Bima Arya menegaskan bahwa Kota Bogor itu bukan hanya tentang Bima Arya tapi tentang Istana Bogor, tentang kebun Raya, tentang Suryakencana, tentang lapangan Sempur, tentang LPM, organisasi kepemudaan, wilayah, OPD, dinas, teman-teman media, Forkompinda dan semua sehingga Kota Bogor menjadi kota yang luar biasa on the track dalam membangun pondasi kota.
“Saya ingin ke depan berlanjut siapapun itu (wali kota), nggak bongkar-bongkar, karena semua sudah on the track, yang kurang-kurang semua disempurnakan, Jadi ini keberlanjutan dan saya lihat semua calon wali kota mempunyai niat yang sangat baik dan semangat untuk melanjutkan itu,” katanya.

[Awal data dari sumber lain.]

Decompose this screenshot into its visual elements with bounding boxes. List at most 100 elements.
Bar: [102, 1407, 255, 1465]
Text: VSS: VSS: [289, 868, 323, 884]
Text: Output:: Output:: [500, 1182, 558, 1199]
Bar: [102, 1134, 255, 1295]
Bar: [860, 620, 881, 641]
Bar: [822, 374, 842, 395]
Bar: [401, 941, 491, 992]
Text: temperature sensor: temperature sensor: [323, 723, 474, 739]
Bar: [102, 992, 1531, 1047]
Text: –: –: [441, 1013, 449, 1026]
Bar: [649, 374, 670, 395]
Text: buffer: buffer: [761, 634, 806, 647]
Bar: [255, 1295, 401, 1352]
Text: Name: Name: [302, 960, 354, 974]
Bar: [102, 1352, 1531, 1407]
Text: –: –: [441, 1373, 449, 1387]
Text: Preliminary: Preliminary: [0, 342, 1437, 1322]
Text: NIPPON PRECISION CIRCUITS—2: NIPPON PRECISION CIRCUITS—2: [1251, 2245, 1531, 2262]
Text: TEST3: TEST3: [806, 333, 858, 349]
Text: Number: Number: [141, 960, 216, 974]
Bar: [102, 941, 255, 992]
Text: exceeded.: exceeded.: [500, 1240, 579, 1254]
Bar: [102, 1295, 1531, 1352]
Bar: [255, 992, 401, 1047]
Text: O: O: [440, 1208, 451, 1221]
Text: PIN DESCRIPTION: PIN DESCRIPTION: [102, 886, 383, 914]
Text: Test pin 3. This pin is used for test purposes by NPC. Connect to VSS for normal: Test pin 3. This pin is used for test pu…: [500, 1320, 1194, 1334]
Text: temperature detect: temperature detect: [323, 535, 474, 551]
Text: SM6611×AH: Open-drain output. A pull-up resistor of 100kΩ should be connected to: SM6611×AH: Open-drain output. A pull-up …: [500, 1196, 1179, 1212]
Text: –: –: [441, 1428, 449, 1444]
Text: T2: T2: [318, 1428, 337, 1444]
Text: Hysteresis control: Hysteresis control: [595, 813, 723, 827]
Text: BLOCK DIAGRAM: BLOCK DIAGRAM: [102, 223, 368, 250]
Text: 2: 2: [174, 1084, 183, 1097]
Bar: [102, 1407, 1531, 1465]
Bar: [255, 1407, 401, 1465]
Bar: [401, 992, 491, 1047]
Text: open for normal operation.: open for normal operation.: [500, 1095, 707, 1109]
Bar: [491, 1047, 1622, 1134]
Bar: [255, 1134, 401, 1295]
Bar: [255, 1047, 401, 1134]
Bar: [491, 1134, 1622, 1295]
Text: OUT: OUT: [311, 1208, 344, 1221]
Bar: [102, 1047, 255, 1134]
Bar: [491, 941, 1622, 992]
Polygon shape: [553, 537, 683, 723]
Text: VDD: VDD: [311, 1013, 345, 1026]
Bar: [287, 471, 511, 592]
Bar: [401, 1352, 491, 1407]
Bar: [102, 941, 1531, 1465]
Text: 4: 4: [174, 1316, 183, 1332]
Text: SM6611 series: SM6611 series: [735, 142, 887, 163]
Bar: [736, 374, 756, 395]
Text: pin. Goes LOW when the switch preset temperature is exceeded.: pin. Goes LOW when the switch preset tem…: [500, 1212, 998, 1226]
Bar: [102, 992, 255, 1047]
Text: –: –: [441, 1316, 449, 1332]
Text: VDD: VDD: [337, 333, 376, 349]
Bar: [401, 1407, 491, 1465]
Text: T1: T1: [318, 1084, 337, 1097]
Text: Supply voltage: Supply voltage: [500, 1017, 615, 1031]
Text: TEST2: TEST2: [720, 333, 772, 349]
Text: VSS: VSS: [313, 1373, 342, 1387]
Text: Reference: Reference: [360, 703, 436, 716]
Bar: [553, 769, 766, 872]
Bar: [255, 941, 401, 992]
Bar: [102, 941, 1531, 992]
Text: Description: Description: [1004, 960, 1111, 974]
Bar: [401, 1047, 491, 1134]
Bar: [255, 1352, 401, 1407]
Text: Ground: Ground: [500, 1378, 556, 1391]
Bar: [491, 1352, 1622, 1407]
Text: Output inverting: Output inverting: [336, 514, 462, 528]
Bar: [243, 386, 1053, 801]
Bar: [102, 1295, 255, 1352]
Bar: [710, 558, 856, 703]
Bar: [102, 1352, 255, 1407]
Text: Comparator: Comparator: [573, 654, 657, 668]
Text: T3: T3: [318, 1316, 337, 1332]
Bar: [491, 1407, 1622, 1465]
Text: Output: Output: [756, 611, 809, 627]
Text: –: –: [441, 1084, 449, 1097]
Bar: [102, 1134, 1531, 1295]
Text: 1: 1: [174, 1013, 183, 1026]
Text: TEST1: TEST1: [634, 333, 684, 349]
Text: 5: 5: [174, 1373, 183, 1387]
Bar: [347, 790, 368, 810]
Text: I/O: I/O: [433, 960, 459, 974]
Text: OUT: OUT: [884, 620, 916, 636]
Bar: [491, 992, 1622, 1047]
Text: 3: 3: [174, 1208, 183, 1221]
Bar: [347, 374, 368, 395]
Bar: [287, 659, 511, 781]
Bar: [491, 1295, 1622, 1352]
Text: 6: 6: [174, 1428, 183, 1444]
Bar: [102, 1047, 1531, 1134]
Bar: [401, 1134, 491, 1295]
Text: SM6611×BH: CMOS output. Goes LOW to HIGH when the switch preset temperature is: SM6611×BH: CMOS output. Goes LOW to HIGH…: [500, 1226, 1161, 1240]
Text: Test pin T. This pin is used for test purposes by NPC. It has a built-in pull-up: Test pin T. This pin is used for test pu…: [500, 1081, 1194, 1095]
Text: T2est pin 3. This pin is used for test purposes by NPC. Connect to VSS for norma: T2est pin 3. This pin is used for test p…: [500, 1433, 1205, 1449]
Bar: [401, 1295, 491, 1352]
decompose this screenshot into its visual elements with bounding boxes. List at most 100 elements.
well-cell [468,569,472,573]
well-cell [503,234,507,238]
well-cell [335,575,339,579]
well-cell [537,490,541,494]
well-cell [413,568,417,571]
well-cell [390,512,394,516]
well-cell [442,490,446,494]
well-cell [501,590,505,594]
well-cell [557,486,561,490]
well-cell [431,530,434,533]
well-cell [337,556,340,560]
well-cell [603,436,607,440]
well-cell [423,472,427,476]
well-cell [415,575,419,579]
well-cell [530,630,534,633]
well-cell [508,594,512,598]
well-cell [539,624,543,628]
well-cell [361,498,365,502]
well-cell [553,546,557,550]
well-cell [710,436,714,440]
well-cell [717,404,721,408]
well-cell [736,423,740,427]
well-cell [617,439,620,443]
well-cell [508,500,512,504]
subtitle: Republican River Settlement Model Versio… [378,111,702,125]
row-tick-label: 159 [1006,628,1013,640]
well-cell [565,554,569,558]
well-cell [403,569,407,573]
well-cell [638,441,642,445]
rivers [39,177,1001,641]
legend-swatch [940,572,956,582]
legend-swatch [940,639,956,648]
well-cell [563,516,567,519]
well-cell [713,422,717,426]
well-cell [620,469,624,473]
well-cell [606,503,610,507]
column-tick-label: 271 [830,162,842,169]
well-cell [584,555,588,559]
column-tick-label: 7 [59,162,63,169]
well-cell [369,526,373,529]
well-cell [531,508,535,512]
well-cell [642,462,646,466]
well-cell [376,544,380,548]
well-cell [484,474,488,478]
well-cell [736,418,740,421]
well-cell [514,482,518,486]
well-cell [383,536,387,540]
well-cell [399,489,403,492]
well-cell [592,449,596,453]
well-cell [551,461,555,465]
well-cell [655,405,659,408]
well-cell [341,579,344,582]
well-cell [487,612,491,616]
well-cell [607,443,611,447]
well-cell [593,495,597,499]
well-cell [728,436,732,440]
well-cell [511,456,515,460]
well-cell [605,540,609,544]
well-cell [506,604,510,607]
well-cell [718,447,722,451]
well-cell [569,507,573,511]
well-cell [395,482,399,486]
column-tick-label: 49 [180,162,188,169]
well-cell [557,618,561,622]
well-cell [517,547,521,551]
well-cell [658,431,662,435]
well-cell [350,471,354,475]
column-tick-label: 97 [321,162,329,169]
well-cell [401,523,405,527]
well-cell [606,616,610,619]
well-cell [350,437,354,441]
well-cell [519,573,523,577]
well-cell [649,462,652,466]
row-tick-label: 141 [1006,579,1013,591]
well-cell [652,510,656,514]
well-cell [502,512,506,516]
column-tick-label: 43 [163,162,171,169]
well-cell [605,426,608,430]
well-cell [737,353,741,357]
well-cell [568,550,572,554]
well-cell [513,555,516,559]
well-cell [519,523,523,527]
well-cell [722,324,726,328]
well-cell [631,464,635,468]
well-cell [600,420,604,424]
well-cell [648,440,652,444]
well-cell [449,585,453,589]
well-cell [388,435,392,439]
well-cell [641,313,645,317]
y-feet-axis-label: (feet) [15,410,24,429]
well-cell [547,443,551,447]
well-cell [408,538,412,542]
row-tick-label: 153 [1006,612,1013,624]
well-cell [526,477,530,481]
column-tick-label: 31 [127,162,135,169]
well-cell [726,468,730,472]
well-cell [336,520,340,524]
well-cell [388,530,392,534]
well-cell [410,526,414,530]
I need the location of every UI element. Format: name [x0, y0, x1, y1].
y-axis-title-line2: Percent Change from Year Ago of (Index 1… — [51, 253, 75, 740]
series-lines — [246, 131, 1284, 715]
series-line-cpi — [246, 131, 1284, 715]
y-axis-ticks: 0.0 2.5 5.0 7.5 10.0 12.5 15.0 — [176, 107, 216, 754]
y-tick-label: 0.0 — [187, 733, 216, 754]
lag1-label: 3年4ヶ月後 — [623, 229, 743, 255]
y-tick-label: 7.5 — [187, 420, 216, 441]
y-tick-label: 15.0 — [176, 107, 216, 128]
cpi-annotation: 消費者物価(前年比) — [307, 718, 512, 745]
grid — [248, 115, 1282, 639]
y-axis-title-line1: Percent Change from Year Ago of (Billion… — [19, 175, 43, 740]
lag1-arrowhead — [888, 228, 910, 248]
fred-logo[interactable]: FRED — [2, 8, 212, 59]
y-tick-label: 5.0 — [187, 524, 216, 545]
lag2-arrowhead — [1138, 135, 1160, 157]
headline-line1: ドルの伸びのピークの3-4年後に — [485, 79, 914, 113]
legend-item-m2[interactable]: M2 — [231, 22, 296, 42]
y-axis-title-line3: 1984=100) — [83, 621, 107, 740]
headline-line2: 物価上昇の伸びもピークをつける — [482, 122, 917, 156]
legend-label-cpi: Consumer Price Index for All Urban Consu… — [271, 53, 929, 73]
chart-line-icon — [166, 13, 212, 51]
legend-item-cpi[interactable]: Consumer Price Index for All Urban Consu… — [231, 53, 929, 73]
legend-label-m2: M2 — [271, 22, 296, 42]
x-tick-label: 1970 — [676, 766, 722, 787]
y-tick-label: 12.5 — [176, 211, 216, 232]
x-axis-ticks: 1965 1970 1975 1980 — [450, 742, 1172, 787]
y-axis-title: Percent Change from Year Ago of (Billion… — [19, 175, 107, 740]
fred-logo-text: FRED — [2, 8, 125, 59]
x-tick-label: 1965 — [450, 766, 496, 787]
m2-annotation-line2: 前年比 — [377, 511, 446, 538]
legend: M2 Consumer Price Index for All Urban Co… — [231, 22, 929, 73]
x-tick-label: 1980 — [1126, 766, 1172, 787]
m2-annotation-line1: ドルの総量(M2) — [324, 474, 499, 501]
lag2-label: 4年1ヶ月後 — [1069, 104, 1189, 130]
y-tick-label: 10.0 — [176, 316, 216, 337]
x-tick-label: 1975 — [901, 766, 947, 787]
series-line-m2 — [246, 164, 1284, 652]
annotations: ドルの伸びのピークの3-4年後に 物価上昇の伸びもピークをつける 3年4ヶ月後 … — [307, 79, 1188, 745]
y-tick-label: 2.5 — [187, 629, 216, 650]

Yang membanggakan dalam memimpin Kota Bogor selama 1 dekade ini kata dia, diantaranya adalah kembalinya Piala Adipura ke Kota Bogor setelah puluhan tahun menghilang, menyelesaikan permasalahan GKI Yasmin yang bertahun tahun tidak terselesaikan kini berhasil diselesaikan, layanan publik yang lebih baik tidak hanya memudahkan tapi membahagiakan.